Schöner Event statt Pflichtveranstaltung

Ein passender Termin, eine geschmackvoll dekorierte Location –
Ob private oder berufliche Weihnachtsfeiern gelingen, hängt nicht zuletzt von der Vorbereitung ab

Gastronomiebetriebe vor Ort nehmen bereits jetzt gerne Reservierungen entgegen. Foto: Adobe Stock 

Weihnachten und Advent sind nicht nur die Zeit der Ruhe, Besinnung und Geschenke. Sie sind ein guter Anlass und die ideale Möglichkeit, seinen Mitarbeitern oder Kollegen zu zeigen, wie sehr man die Zusammenarbeit schätzt und einen Abend zu gestalten, den alle Beteiligten in schöner Erinnerung behalten. Den Besprechungsraum oder Konferenzsaal reserviert, ein paar angestaubte Weihnachtskugeln, vertrocknete Zweige und preisgünstige Saisonservietten auf die nackten Tische platziert, die Musik aus der ausrangierten Stereoanlage und Würstchen und Leberkäse auf Papptellern, Adventsgebäck aus dem Sonderangebot oder von der Belegschaft mitgebracht … wer so eine Weihnachtsfeier organisiert, braucht sich nicht wundern, wenn sich Kollegen und Kunden nach Eintreffen eilig verabschieden. 
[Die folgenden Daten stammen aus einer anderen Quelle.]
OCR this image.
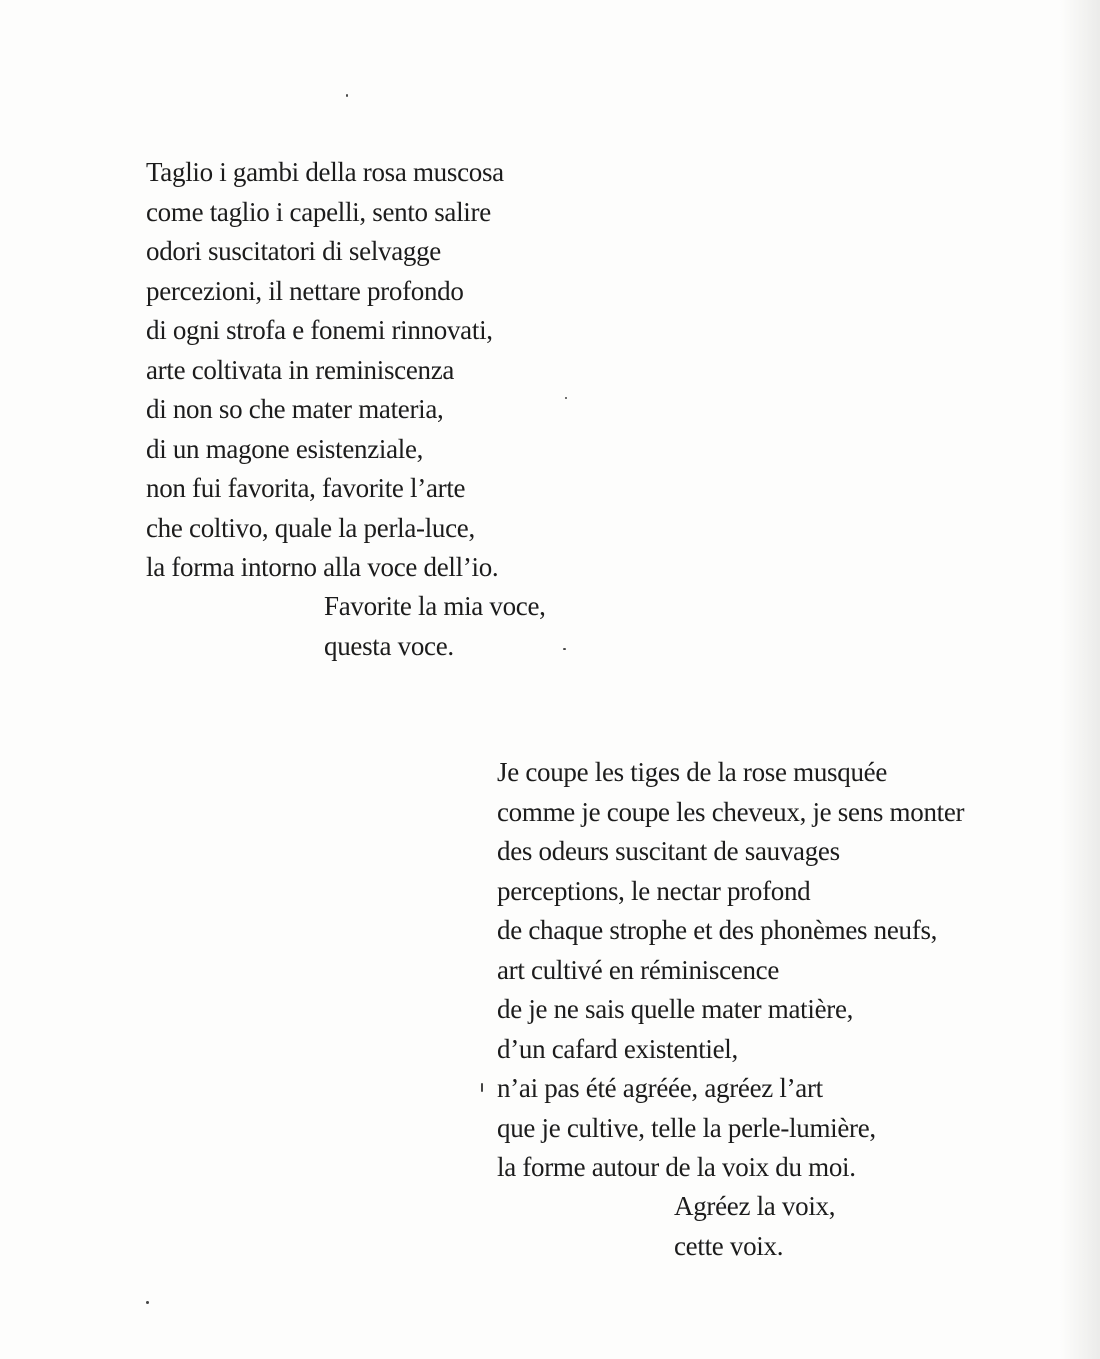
Taglio i gambi della rosa muscosa
come taglio i capelli, sento salire
odori suscitatori di selvagge
percezioni, il nettare profondo
di ogni strofa e fonemi rinnovati,
arte coltivata in reminiscenza
di non so che mater materia,
di un magone esistenziale,
non fui favorita, favorite l’arte
che coltivo, quale la perla-luce,
la forma intorno alla voce dell’io.
Favorite la mia voce,
questa voce.
Je coupe les tiges de la rose musquée
comme je coupe les cheveux, je sens monter
des odeurs suscitant de sauvages
perceptions, le nectar profond
de chaque strophe et des phonèmes neufs,
art cultivé en réminiscence
de je ne sais quelle mater matière,
d’un cafard existentiel,
n’ai pas été agréée, agréez l’art
que je cultive, telle la perle-lumière,
la forme autour de la voix du moi.
Agréez la voix,
cette voix.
Eine attraktive Weihnachtsfeier ist keine Nebensache, die sich zwischen zwei Meetings erledigen lässt, denn es gibt viele Gründe, warum man Kunden wie Mitarbeitern ein schönes Ereignis bieten soll, an das diese sich später gerne zurückerinnern: In manchen größeren Unternehmen treffen Mitarbeiter vielleicht nur einmal im Jahr zusammen und nutzen gerne die Gelegenheit, sich mal wieder auszutauschen, vielleicht sogar das eine oder andere klärende Gespräch in entspannter Atmosphäre zu führen. So lässt sich der Zusammenhalt der Belegschaft untereinander stärken, Stichwort Teambuilding. Die Mitarbeiter fühlen sich wertgeschätzt und motiviert. Und Kunden, die zu einer schönen Weihnachtsfeier eingeladen werden, verbinden ein gutes Gefühl mit dem Unternehmen, was einem guten Verhältnis ganz sicher zuträglich ist. Deshalb ist die sorgfältige und rechtzeitige Planung unverzichtbar für ein gelungenes Fest. Den optimalen Rahmen bietet ein Raum, den möglichst alle Teilnehmer gut und schnell erreichen können. Ob als Schauplatz ein gemütliches Restaurant, ein Gasthof, ein Hotel oder ein anderer, außergewöhnlicher Ort ausgewählt wird: In jedem Fall empfiehlt sich eine Ortsbesichtigung, um das Ambiente kennenzulernen und die Qualität von Küche und Service zu testen.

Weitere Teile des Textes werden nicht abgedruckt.